🤖 AI Summary
Current end-to-end autonomous driving systems are limited to low-level steering commands, lacking the capability to interpret and execute high-level human intentions expressed in natural language, and suffer from the absence of standardized evaluation benchmarks. To address this, we propose Intention-Drive—the first intent-driven, comprehensive benchmark for end-to-end autonomous driving—comprising a high-quality, multi-scenario dataset with fine-grained natural language intent annotations. We introduce Intent Success Rate (ISR), a novel semantic metric for evaluating intent fulfillment. Further, we establish a paradigm shift from “command execution” to “intent realization.” Our baseline model integrates multimodal fusion, scene graph reasoning, and semantic alignment.

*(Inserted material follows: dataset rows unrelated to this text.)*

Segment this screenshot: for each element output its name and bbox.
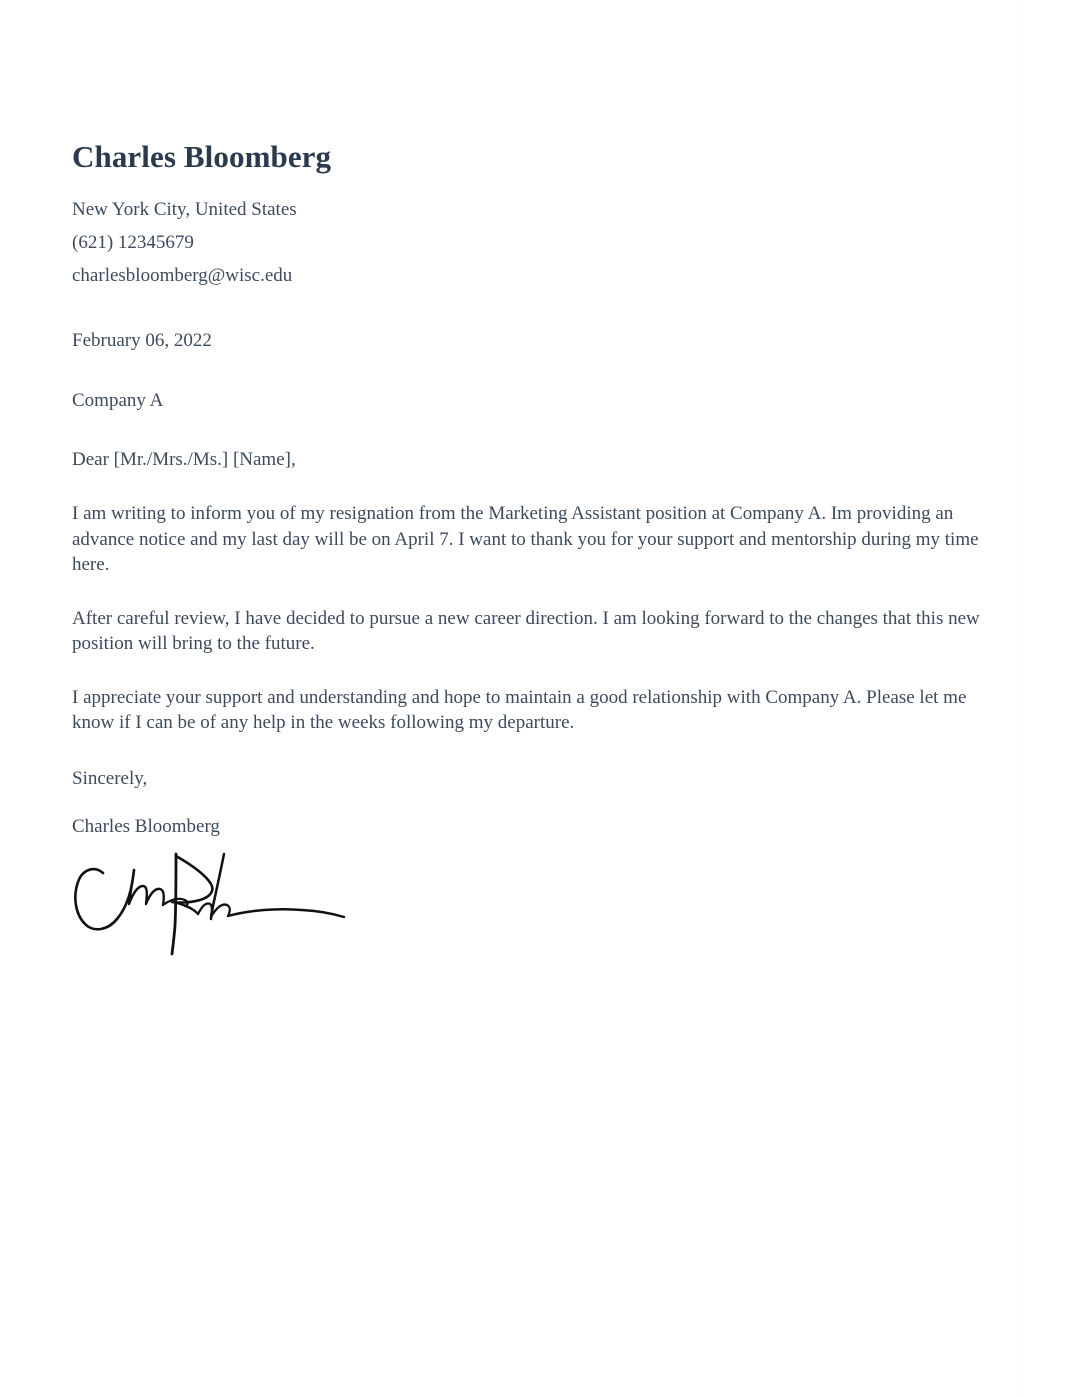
- letterhead-name: Charles Bloomberg: [72, 139, 332, 174]
- body-paragraph-2: After careful review, I have decided to pursue a new career direction. I am looking forward to the changes that this new position will bring to the future.: [72, 607, 980, 655]
- letter-date: February 06, 2022: [72, 330, 212, 352]
- signer-name: Charles Bloomberg: [72, 815, 220, 837]
- recipient-company: Company A: [72, 390, 164, 412]
- signature-image: [72, 848, 372, 958]
- letter-body: [72, 138, 1004, 958]
- body-paragraph-3: I appreciate your support and understanding and hope to maintain a good relationship with Company A. Please let me know if I can be of any help in the weeks following my departure.: [72, 686, 967, 734]
- contact-block: [72, 193, 1004, 292]
- contact-address: New York City, United States: [72, 199, 297, 221]
- body-paragraph-1: I am writing to inform you of my resignation from the Marketing Assistant position at Company A. Im providing an advance notice and my last day will be on April 7. I want to thank you for your support and mentorship during my time here.: [72, 503, 979, 576]
- contact-phone: (621) 12345679: [72, 232, 194, 254]
- right-margin-guide: [1017, 0, 1018, 1398]
- contact-email: charlesbloomberg@wisc.edu: [72, 265, 293, 287]
- closing-salutation: Sincerely,: [72, 767, 148, 789]
- salutation: Dear [Mr./Mrs./Ms.] [Name],: [72, 449, 296, 471]
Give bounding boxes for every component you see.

Evaluation on Intention-Drive reveals fundamental bottlenecks in cross-modal intent understanding and scene-aware collaborative reasoning. This work provides a reproducible evaluation standard and concrete directions for advancement in intent-driven autonomous driving.
📝 Abstract
Current end-to-end autonomous driving systems operate at a level of intelligence akin to following simple steering commands. However, achieving genuinely intelligent autonomy requires a paradigm shift: moving from merely executing low-level instructions to understanding and fulfilling high-level, abstract human intentions. This leap from a command-follower to an intention-fulfiller, as illustrated in our conceptual framework, is hindered by a fundamental challenge: the absence of a standardized benchmark to measure and drive progress on this complex task. To address this critical gap, we introduce Intention-Drive, the first comprehensive benchmark designed to evaluate the ability to translate high-level human intent into safe and precise driving actions. Intention-Drive features two core contributions: (1) a new dataset of complex scenarios paired with corresponding natural language intentions, and (2) a novel evaluation protocol centered on the Intent Success Rate (ISR), which assesses the semantic fulfillment of the human's goal beyond simple geometric accuracy. Through an extensive evaluation of a spectrum of baseline models on Intention-Drive, we reveal a significant performance deficit, showing that the baseline model struggle to achieve the comprehensive scene and intention understanding required for this advanced task.